Sandoval infused the show with passion during the evening’s first special guest performance. A four-time Grammy Award winner, Sandoval brought his fiery blend of jazz and traditional Latin music to the United States after emigrating from Cuba in 1990. His rhythms compelled many in the crowd to rise from their blankets and dance to his swaying trumpet. Sandoval’s greatest triumph of the evening came when teaming up with Broadway performer Linda Eder for “Man of La Mancha.”
But the most anticipated guest of the evening was Don McLean. After performing his hit “Vincent (Starry Starry Night),” he had the entire crowd singing and dancing to his 1971 classic “American Pie.” Unfortunately, the performance was abridged -- perhaps due to television constraints -- and several traditional lyrics, such as “The Father, Son, and Holy Ghost,” were left out, leaving the audience not knowing quite what to sing.
Lockhart and the Pops finished the evening with a bang with the 1812 Overture, complemented by cannon blasts courtesy of 101st Field Artillery units from Brockton and Danvers as well as the first part of the fireworks display.
A thirty-minute fireworks show followed the concert.
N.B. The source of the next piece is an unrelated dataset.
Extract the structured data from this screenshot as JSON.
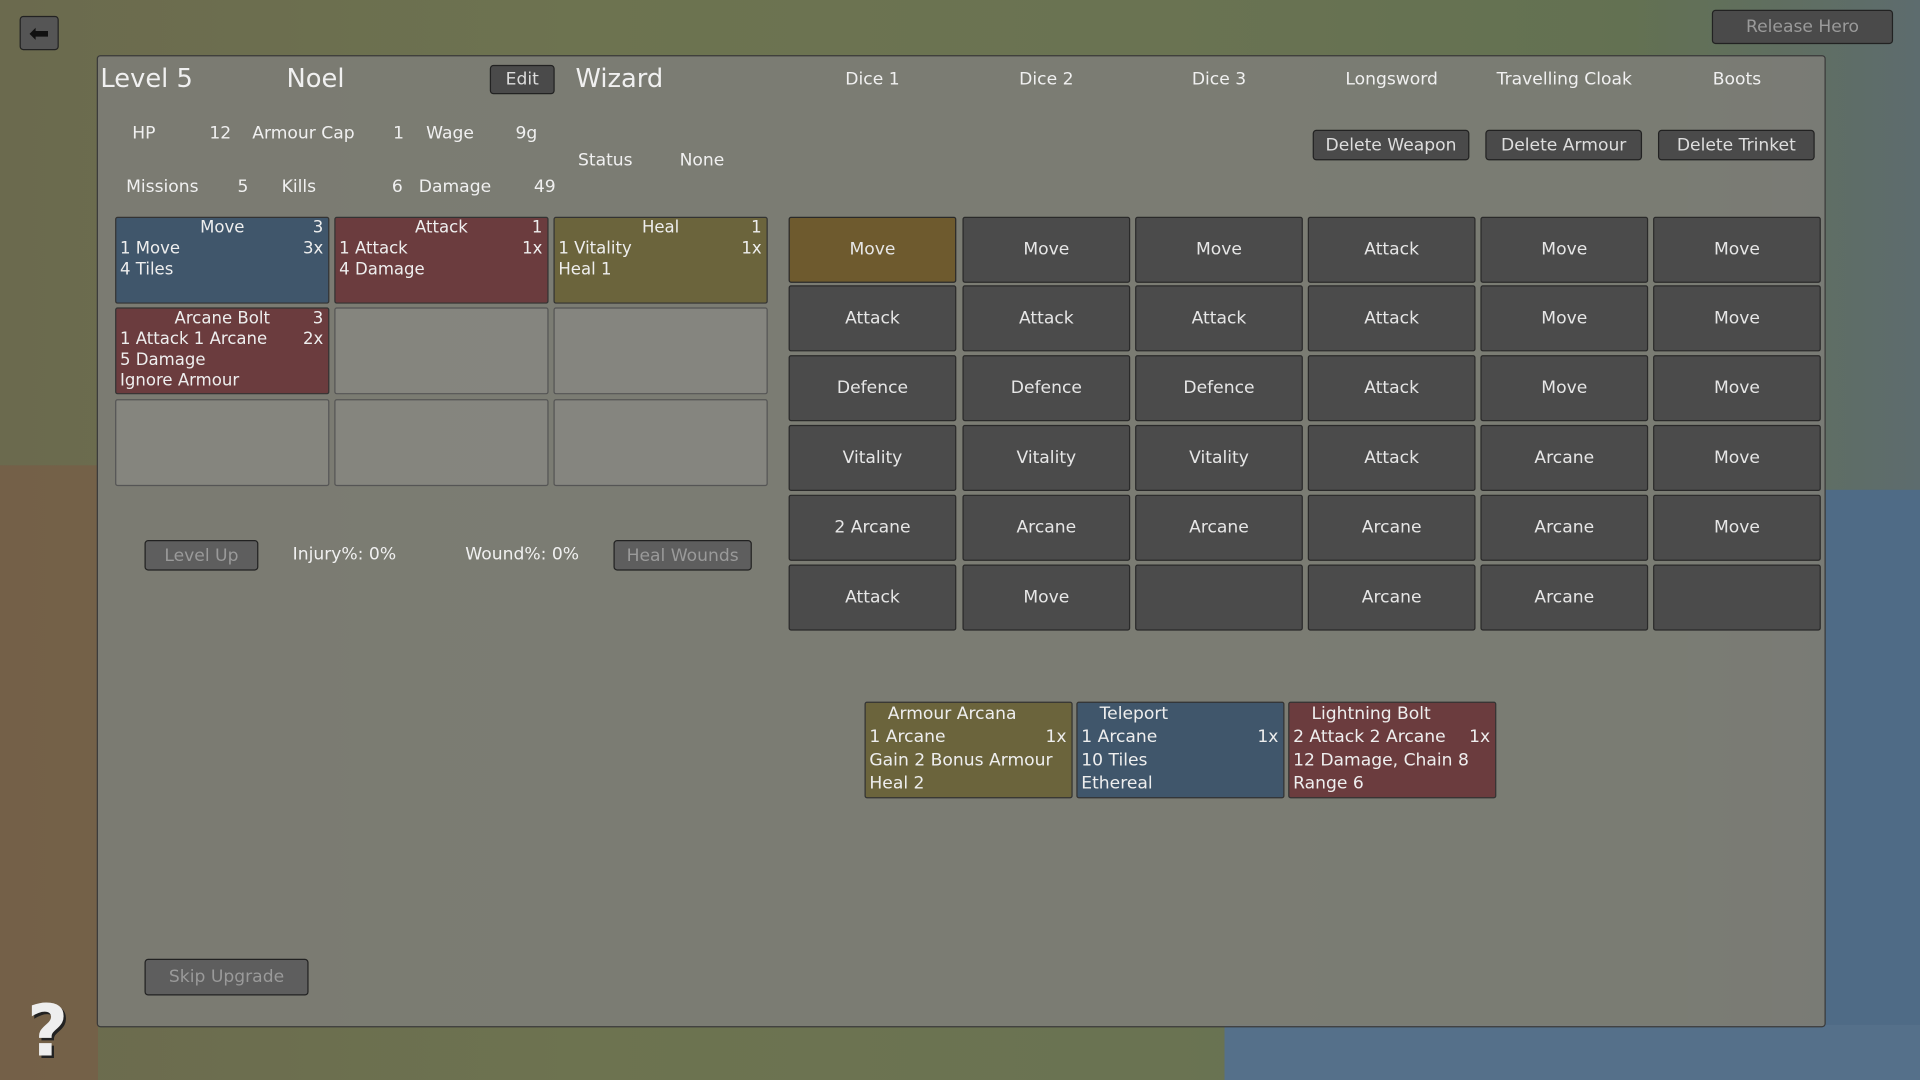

The crowd was treated to innovative designs, including intricate modelings of peace signs and smiley faces in the air.
Festival well attended
The festivities were well-attended, with crowds thronging both sides of the Charles River as well as the Harvard and Longfellow Bridges.
Groups from across the region descended on choice seats near the stage throughout the early morning. The front left corner seats belonged as usual to the Gloucester Crew, whose members have spent the Fourth on the Esplanade since 1972. Crew member Eileen Nickerson said that the group was armed against any invasion of its territory with two-way radios, blankets and American flags.
“We sent three of ours down around 10 [the night before],” Nickerson said. After encountering resistance, the reconnaissance team radioed for backup to help secure the area. The Crew finally established control of the territory around 6 a.m. Tuesday morning with the help of blankets and beach towels.
Out-of-state residents also piled into the crowded seating in front of the Hatch Shell. The Schinker and Peterson families came all the way from Youngstown, Ohio to watch the celebration. Debbie Schinker said the families enjoyed touring the city while waiting for the concert to begin.
“We love being in Boston. Where else is better on the Fourth of July?” said Schinker.
Sarah White and Jeff Frenkiewich, students at Keene State College in New Hampshire, used the Fourth to promote protection for wild moose alongside state highways. Bearing a blowup replication of a bumper sticker reading “Protect the Moose,” White said that the couple first became aware of the problem during protests around their school.
“We wanted to bring attention to the problem,” White said.